Physical characteristics
- Source: Mitchell Ranges
- • location: Arnhem Land, Australia
- • elevation: 63 m (207 ft)
- Mouth: Glyde river
- • location: Arnhem Land, Australia
- • coordinates: 12°28′58″S 134°57′58″E﻿ / ﻿12.48278°S 134.96611°E
- • elevation: 1 m (3 ft 3 in)
- Length: 171 km (106 mi)
- Basin size: 10,391 km^{2} (4,012 sq mi)
- • average: 25 m^{3}/s (880 cu ft/s)
- • minimum: 0.001 m^{3}/s (0.035 cu ft/s)
- • maximum: 1,413 m^{3}/s (49,900 cu ft/s)

Basin features
- • left: Annie Creek
- • right: Sheridan Creek, Gulbuwangay River

= Goyder River =

River in the Northern Territory of Australia

The Goyder River is a river in the Northern Territory of Australia.

==Description==
The headwaters of the river rise at the base of the Mitchell Ranges and are fed by spring discharge from an extensive dolomite aquifer that supports areas of rainforest along the banks. The river then flows north west before crossing the Central Arnhem Road then veering north and later forming multiple braided channels and feeding the Arafura Swamp before eventually discharging into the Glyde River which in turn empties into Castlereagh Bay and the Arafura Sea.

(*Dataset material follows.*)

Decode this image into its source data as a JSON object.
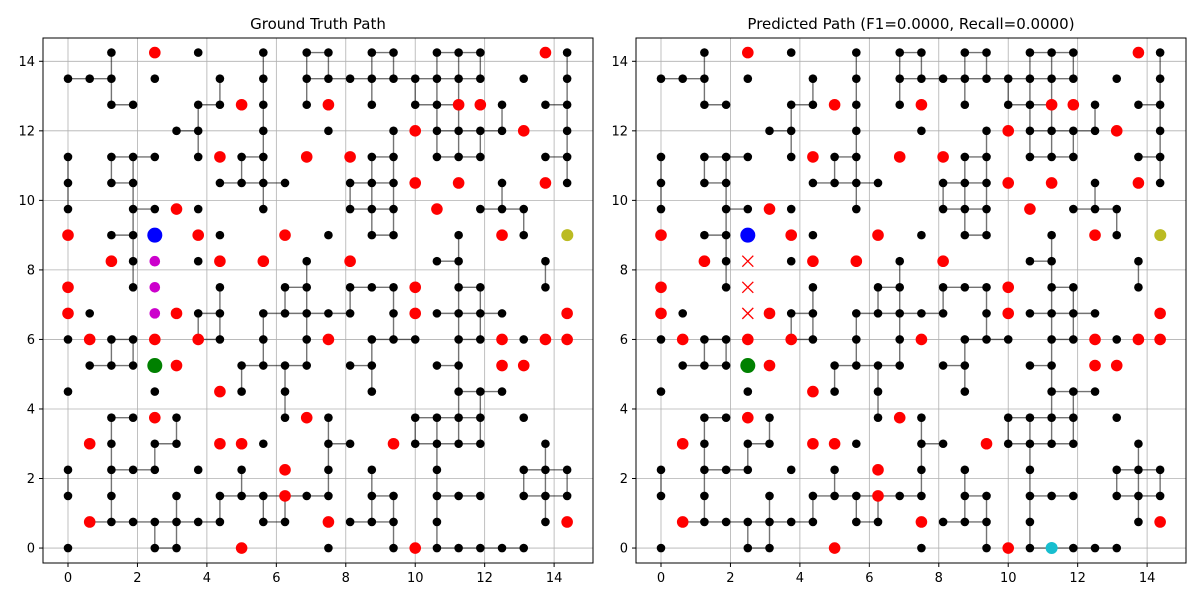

The swamp area occupies an area of 700 km2 in the dry season and is of great cultural significance to the Yolngu people, in particular the Ramingining community, which is located on the edge of the swamp.

The river catchment occupies an area of 10391 km2 and is wedged between the Blyth River catchment to the west, the Walker and Roper River catchments to the south, and the Buckingham and Koolatong River catchments to the east.

Three tributaries discharge into the Goyder; Annie Creek, Sheridan Creek and the Gulbuwangay River.

The Goyder has a mean average discharge of 788940 ML with a maximum flow of 1413 m3 per second and a minimum flow of 1830 L per second. It is the ninth largest river system in the Northern Territory but has the second highest end of dry season flow-rate.

==Fauna==
A range of fauna are found in the river, there are 39 species of fish including Macleay's glassfish, barred grunter, fly-specked hardyhead, freshwater sole, golden goby, northern trout gudgeon, Gulf saratoga, barramundi, oxeye herring, rainbowfish, black-banded rainbowfish, bony bream, salmon catfish, Berney's catfish, freshwater longtom, seven-spot archerfish and the sleepy cod.

==History==
The traditional owners of the area are the Dalabon, Daikui and Djinba peoples, who have inhabited the area for thousands of years.

Thought to have been named in 1868 by Captain Francis Cadell during his expedition on HMS Firefly, the river is named for George Goyder, the Surveyor General of South Australia.

The explorer, David Lindsay, named the Glyde Inlet in 1883 while on expedition in Arnhem Land.

The MacCartney family started the Florida cattle station in the 1880s, but after constant clashes with local Aboriginal peoples the station was abandoned in 1893. The Arafura cattle station was established in 1903 by the Eastern, African and Cold Store Company on the 50000 km2 lease along the Goyder and Glyde Rivers. Joseph Bradshaw overlanded 5,000 cattle to stock the station from further south but five years later the station was abandoned also.